Tout le monde y est : vos amis, vos enfants, vos collègues, votre patron et vos parents. Il existe une espèce de plus en plus rare, mais dont on trouve encore quelques spécimens : ceux qui ont choisi de résister à la vague Facebook.

La plupart des amis de Vedrana Cvjetkovic sont membres de ce réseau social. Ils s'échangent des photos et publient quotidiennement leurs états d'âme, mais n'y voient jamais ceux de Vedrana. À 25 ans, la jeune femme n'a aucun intérêt pour ce site de réseautage social. Ni pour aucun autre.

Selon un sondage SOM réalisé l'été dernier au Québec, elle fait partie d'une minorité. Dans le groupe d'âge des 25-34 ans, 53% des gens ont dit être membres de Facebook. Chez les 18-24 ans, 7 personnes sur 10 s'y sont inscrites.

Cet engouement pour le site n'ébranle pas Vedrana Cvjetkovic. «Je m'en moque. Si je veux savoir ce que font mes amis proches, je vais les appeler», dit-elle.

Ses amis de l'université ont bien tenté de la convaincre de se joindre au réseau. «On me disait: pourquoi tu ne t'inscris pas? Au travail aussi, on me le demande. Mais j'ai un téléphone et une adresse courriel. Si on veut me joindre, il n'y a qu'à passer par là.»

Pour sa part, Rémi Vaillancourt, 18 ans, se définit comme un «anti-Facebook». Même s'il estime que «99%» de ses compagnons au cégep sont inscrits au site, il refuse de les imiter.

«Je trouve que c'est une perte de temps. C'est inutile. Il y a bien d'autres moyens pour parler aux gens et prendre de leurs nouvelles», dit-il. Peu de choses pourraient le faire changer d'avis. Mais il concède qu'il a parfois «manqué des choses», qu'il est arrivé qu'une nouvelle ne parvienne pas jusqu'à lui.

Bien qu'il ne soit pas abonné à Facebook, Louis Laferrière n'a pas l'impression de manquer quoi que ce soit.

«Parfois j'apprends les choses en retard, mais je finis par les apprendre quand même. Ce n'est pas ça qui m'exclut», dit l'élève en quatrième secondaire.

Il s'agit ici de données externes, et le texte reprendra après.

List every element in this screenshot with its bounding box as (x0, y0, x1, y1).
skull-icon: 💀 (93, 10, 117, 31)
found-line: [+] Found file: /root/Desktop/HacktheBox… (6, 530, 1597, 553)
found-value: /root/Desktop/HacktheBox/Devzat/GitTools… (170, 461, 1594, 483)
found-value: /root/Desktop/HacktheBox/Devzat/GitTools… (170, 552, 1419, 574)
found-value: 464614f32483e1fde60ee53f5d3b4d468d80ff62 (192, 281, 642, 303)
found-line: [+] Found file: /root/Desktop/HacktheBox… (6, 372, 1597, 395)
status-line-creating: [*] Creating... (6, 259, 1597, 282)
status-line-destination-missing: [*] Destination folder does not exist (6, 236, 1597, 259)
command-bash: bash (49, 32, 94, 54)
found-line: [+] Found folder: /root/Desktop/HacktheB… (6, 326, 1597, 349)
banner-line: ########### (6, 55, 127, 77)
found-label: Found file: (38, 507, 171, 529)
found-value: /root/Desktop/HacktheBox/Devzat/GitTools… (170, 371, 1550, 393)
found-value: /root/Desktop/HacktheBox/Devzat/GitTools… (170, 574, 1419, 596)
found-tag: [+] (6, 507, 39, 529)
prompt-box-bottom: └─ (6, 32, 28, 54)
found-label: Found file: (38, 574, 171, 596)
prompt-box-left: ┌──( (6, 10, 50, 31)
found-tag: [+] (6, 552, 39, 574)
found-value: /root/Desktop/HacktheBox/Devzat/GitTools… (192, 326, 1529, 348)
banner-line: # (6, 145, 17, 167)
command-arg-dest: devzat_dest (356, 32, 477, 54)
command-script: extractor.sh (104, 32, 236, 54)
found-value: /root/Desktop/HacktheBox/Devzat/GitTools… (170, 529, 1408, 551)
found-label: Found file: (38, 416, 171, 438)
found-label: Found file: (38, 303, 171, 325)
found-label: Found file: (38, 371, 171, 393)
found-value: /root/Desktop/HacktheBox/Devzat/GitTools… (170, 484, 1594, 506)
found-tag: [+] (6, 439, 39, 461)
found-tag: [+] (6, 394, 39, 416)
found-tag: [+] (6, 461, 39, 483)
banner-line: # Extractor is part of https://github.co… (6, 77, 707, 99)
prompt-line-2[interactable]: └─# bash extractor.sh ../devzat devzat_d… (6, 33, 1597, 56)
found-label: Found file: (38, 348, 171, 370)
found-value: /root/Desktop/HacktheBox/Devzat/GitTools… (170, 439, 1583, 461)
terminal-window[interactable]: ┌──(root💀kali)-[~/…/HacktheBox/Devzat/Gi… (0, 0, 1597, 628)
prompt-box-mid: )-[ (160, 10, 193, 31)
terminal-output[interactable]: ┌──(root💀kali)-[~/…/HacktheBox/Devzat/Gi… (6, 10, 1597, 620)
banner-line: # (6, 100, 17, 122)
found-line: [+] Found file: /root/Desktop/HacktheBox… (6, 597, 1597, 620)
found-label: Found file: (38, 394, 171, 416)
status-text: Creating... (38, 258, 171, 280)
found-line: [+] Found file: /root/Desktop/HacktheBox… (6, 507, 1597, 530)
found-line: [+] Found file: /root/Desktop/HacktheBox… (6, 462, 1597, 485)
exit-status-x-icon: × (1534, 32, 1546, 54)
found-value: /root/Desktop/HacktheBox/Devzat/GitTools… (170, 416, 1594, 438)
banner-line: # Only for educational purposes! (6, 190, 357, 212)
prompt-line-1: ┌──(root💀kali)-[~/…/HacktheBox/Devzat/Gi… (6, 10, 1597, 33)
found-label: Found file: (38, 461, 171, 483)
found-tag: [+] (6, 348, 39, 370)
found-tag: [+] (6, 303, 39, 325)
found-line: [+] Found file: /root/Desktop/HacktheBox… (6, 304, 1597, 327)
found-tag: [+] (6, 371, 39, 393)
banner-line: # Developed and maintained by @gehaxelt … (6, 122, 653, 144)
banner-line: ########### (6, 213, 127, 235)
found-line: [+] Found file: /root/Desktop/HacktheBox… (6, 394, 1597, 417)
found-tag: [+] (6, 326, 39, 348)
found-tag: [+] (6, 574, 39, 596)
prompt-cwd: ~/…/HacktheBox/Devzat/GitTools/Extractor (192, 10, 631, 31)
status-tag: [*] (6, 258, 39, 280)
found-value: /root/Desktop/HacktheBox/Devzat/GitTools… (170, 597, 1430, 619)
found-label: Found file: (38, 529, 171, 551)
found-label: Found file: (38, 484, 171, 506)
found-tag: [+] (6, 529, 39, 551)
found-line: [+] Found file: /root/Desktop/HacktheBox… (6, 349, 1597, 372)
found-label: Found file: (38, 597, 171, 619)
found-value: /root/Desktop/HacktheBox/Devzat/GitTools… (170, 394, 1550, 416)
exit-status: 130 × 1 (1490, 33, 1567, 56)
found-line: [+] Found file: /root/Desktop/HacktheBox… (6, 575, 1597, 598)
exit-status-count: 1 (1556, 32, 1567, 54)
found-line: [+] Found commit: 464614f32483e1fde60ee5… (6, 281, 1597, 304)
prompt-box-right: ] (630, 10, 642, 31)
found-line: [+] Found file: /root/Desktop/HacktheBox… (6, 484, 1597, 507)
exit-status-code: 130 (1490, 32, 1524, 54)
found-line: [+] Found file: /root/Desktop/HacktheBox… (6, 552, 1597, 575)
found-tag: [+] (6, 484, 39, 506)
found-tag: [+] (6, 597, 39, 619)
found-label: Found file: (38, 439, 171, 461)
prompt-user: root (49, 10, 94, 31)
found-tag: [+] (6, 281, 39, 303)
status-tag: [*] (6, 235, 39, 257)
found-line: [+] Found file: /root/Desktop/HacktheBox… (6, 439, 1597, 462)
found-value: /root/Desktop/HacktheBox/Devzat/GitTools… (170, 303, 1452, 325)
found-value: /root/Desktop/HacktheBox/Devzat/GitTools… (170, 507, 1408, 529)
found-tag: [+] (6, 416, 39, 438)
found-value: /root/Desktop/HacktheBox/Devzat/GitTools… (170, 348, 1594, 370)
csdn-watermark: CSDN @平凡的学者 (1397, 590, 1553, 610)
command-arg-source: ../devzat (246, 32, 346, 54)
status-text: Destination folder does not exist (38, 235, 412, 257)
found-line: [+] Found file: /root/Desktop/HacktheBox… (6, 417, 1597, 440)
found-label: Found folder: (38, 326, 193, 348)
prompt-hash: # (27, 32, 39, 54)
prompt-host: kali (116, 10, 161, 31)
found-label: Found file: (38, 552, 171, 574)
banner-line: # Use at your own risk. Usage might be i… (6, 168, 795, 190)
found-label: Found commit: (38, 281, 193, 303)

Le titulaire de la chaire Bell en recherche sur les technologies émergentes a étudié l'utilisation des nouvelles technologies chez les jeunes. Souvent, dit-il, elles servent davantage à confirmer un statut qu'à transmettre des informations importantes.

«La majorité des choses qui circulent sur les réseaux sociaux n'ont pas une valeur de vie ou de mort, dit André Caron. C'est beaucoup moins le contenu qui compte que la confirmation: t'es mon ami, je veux te parler.»

Il a notamment étudié le rapport des jeunes au téléphone cellulaire. Parmi ceux qui n'en possédaient pas, il a relevé deux catégories qui peuvent, selon lui, s'appliquer aux utilisateurs de réseaux sociaux.

«Il y en a qui se définissaient comme isolés et qui ne voulaient pas le confirmer auprès de leur entourage. Un cellulaire qui ne sonne pas, ça confirme qu'ils ne sont pas populaires. Et il y a ceux qui sont très indépendants, très autonomes, et qui ont d'autres façons de communiquer.»

Louis Laferrière tend à se classer dans cette seconde catégorie.

«Je ne me sens pas à part, ce n'est pas ce qui m'empêche de socialiser, dit-il en riant. Je préfère parler aux gens.»